À vrai dire, c'est Revenu Canada qui souffre de confusion avancée dans le dossier de monsieur Albert. En 2007 et 2008, monsieur Albert avait peut-être la tête ailleurs, mais il était physiquement bel et bien ici, dans une institution spécialisée, non pas dans le Sud, mais sur la Rive-Sud. Non seulement monsieur Albert n'est jamais sorti du pays, il n'est même sorti de sa chambre où il est hébergé et alité en permanence.

C'est tellement vrai qu'année après année, la personne qui produit les déclarations d'impôt de monsieur Albert envoie au fisc l'attestation de déficience physique permanente signée par son médecin traitant.

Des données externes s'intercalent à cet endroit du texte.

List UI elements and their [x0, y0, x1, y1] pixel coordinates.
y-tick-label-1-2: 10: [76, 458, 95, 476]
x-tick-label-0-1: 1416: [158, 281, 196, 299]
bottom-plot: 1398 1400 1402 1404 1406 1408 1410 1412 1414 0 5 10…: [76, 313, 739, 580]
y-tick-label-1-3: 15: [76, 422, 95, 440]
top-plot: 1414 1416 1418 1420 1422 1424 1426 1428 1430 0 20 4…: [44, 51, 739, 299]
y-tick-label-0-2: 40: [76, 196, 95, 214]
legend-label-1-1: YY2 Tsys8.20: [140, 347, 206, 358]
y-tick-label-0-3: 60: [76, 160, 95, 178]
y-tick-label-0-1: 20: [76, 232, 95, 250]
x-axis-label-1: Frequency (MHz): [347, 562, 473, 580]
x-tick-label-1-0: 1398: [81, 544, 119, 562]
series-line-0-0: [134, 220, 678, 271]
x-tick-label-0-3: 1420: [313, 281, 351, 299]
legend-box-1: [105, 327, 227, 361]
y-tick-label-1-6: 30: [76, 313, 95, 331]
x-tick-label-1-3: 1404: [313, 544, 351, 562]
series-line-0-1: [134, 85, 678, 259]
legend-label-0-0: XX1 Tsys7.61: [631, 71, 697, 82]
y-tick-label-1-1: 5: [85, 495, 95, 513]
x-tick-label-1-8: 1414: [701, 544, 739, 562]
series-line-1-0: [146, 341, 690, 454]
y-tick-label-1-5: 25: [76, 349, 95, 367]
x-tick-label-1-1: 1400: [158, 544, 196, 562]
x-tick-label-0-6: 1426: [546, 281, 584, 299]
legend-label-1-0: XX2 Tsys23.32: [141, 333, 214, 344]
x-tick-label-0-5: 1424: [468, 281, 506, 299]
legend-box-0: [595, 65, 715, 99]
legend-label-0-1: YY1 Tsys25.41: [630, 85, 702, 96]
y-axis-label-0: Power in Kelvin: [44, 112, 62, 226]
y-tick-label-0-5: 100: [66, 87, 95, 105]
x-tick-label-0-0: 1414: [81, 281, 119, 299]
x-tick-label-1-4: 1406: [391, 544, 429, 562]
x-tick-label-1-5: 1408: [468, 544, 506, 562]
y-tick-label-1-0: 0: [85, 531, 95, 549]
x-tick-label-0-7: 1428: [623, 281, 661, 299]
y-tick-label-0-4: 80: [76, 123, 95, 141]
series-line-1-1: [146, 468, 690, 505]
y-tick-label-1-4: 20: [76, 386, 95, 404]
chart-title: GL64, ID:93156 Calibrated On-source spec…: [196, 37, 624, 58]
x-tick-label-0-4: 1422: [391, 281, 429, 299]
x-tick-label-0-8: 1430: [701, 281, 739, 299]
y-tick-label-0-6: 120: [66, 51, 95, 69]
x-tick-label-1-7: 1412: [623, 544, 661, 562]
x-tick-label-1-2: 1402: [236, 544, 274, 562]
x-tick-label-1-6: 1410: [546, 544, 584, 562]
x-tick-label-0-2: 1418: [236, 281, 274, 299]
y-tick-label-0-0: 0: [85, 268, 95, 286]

On parle ici d'une personne hautement qualifiée: Yves F. est un actuaire à la retraite. Depuis plusieurs années, il prépare bénévolement les déclarations fiscales du couple Albert, des amis de ses défunts parents.

Quand la femme de monsieur Albert a reçu les avis de cotisation de Revenu Canada, elle a immédiatement communiqué avec Yves F.

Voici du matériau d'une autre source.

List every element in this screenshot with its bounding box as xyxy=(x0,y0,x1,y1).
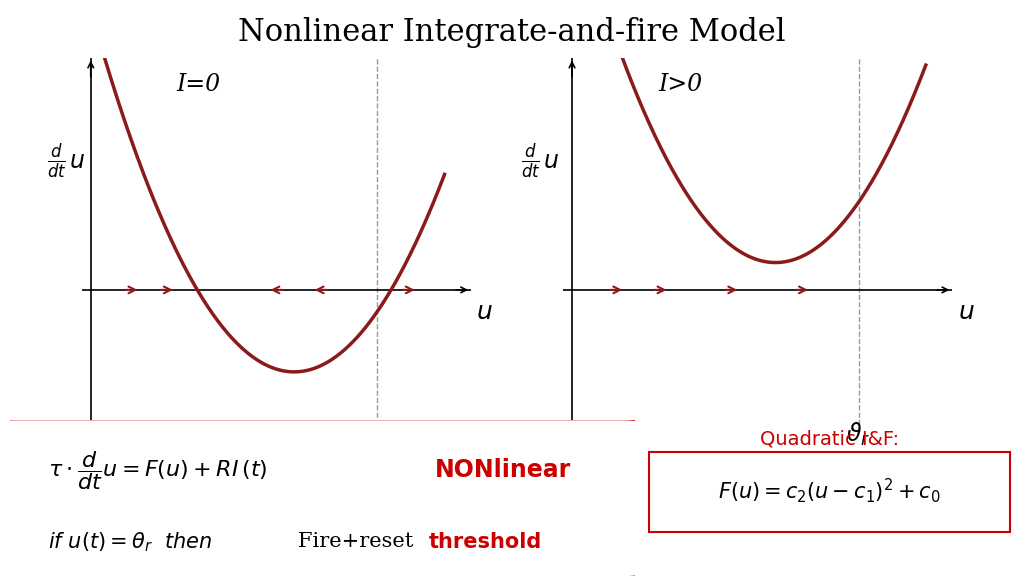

Subito presto, il a communiqué avec le Ministère pour lui signaler que cette réclamation était carrément erronée, puisque monsieur Albert était hébergé ces dernières années sur la Rive-Sud, dans une institution spécialisée.

Yves F. s'est retrouvé dans un véritable labyrinthe, duquel il n'est d'ailleurs pas encore sorti après plus de deux mois.

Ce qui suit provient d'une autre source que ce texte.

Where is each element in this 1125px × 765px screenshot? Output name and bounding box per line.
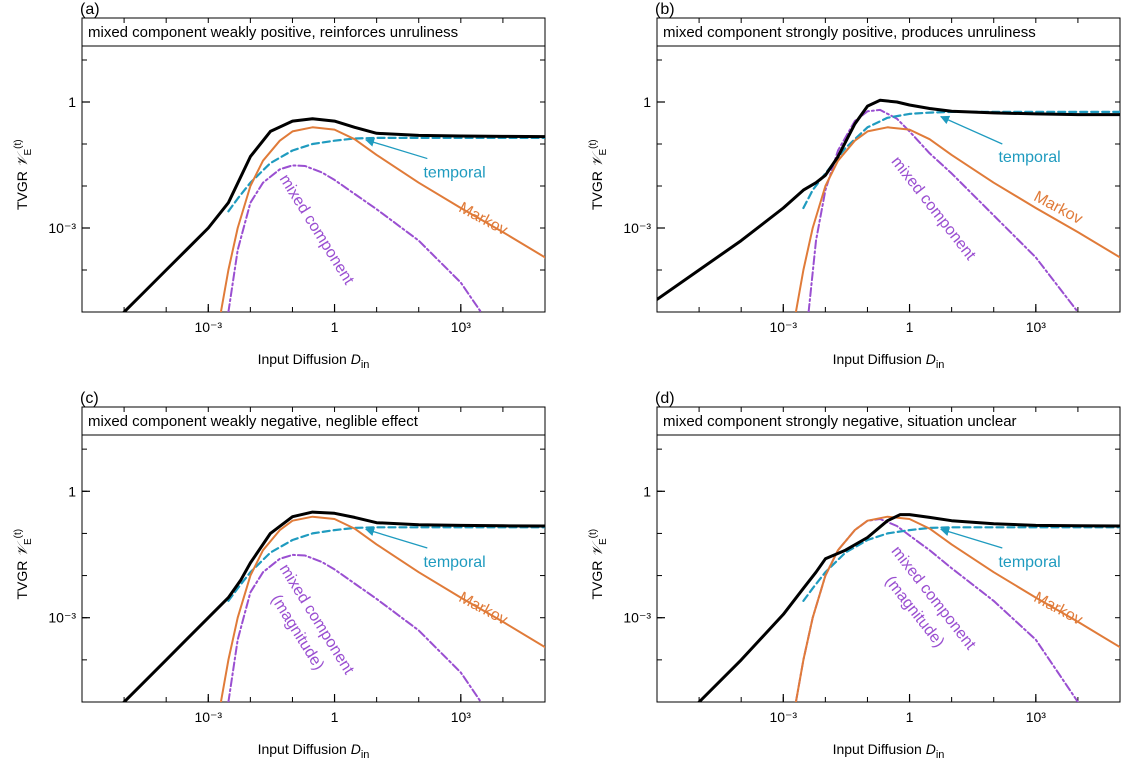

En tant que son représentant autorisé aux fins de l'impôt, Yves F. a envoyé une lettre aux gens de l'ARC pour expliquer la situation de monsieur Albert, tout en leur demandant de consulter le formulaire d'attestation de déficience physique prouvant hors de tout doute la déficience de monsieur Albert.

«Six semaines plus tard, je téléphone à l'ARC, section TPS, pour me faire dire que la situation serait corrigée. Quatre appels plus tard et après avoir parlé à quatre personnes différentes, la situation n'est toujours pas réglée... Sauf qu'on m'annonce tout bonnement que je dois maintenant appeler la section impôt pour faire corriger la situation.»

«Cette semaine, ajoute Yves F., j'appelle la section impôt pour me faire dire que c'est vrai, que les pitonneux de données ont fait erreur, mais qu'ils ne peuvent rien changer à la situation tant qu'ils n'auront pas reçu un nouveau formulaire T-1013 attestant que je possède le niveau 2 d'autorisation qui me donne le pouvoir de demander un changement à la déclaration d'impôt de M. Albert.»

Conséquence? Yves F. croit qu'il faudra une autre période d'attente de six semaines avant que la demande de correction de l'erreur de Revenu Canada soit finalement traitée correctement.

Morale de cette histoire: quand l'ARC est dans les patates, comptez sur le fonctionnarisme pour vous faire sortir de vos gonds.